Hi, I wanted to play with the LLaMA 7B model recently released. With the command below I got OOM error on a T4 16GB GPU.
How much GPU do I need to run the 7B model? In the Meta FAIR version of the model, we can adjust the max batch size to make it work on a single T4. What should be done here to make it work on a single T4 GPU? Thanks!
tokenizer = transformers.LlamaTokenizer.from_pretrained("/path/to/tokenizer/")
model = transformers.LlamaForSequenceClassification.from_pretrained("/path/to/llama-7b/")
To run the 7B model in full precision, you need 7 * 4 = 28GB of GPU RAM. You should add torch_dtype=torch.float16 to use half the memory and fit the model on a T4.
13*4 = 52 - this is the memory requirement for the inference. For the training, usually, you need more memory (depending on tensor Parallelism/ Pipeline parallelism/ Optimizer/ ZeRo offloading parameters/ framework and others). Contact me: https://www.linkedin.com/in/denistimonin/
Basicly the idea is that you store the row weights (weigths are store in 16bit parameters format) and you also need to store the gradient of the weights. As 1 bytes = 8 bits, you need 2B for every weights and another 2B for the gradient. And that’s only the case if you use SGD optimization because if you use ADAM as your optimizer, you need more memory per weights.

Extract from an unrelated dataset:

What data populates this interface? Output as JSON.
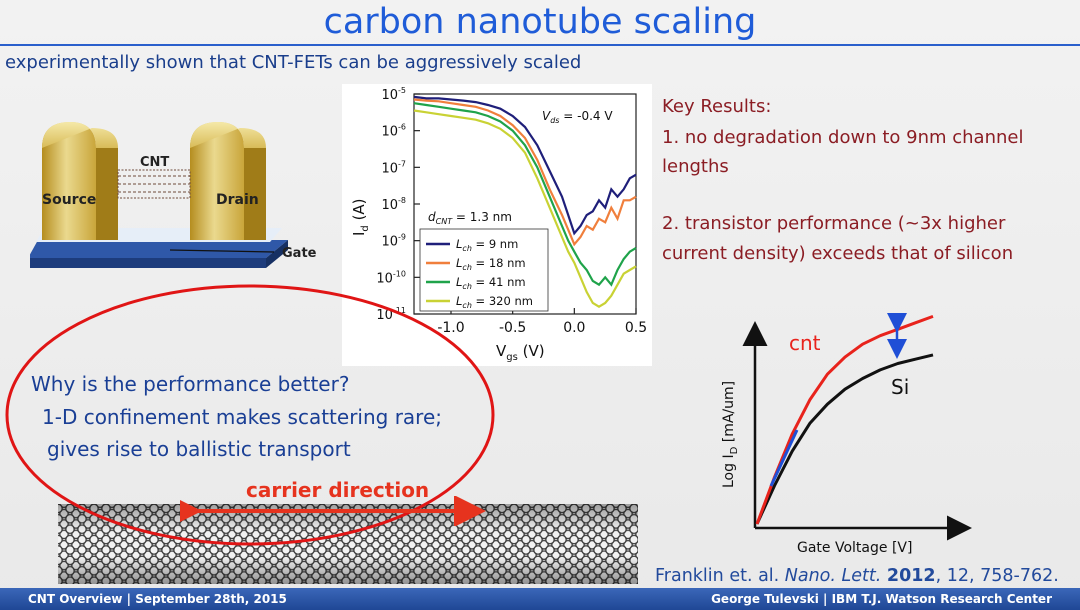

So you ends up with a raw memory requirement of 4*nb_parameters if you use SGD.
You can read the LoRa paper : https://arxiv.org/pdf/2106.09685.pdf, at the beginning they said that using lora for finetuning by 3 because you don’t have to store the gradient and gradient momentum of the optimizer.
in full precision (float32), every parameter of the model is stored in 32 bits or 4 bytes. Hence 4 bytes / parameter * 7 billion parameters = 28 billion bytes = 28 GB of GPU memory required, for inference only. In half precision, each parameter would be stored in 16 bits, or 2 bytes. Hence you would need 14 GB for inference. There are now also 8 bit and 4 bit algorithms, so with 4 bits (or half a byte) per parameter you would need 3.5 GB of memory for inference.
For training, it depends on the optimizer you use.
In case you use regular AdamW, then you need 8 bytes per parameter (as it not only stores the parameters, but also their gradients and second order gradients). Hence, for a 7B model you would need 8 bytes per parameter * 7 billion parameters = 56 GB of GPU memory. If you use AdaFactor, then you need 4 bytes per parameter, or 28 GB of GPU memory. With the optimizers of bitsandbytes (like 8 bit AdamW), you would need 2 bytes per parameter, or 14 GB of GPU memory.
Thanks much. This is very useful! I’m curious to learn more about bitsandbytes - e.g. AdamW 8bit to get it working w 14GB. Does anyone have the model on HF by using the last optimizer you mention?
–Aaron
Is your answer assuming a batch size of 1? In other words, how does the memory requirement change with the batch size? I think the number of parameters will remain the same, so we will not need additional memory to store them – the extra memory will be needed to store a bigger batch.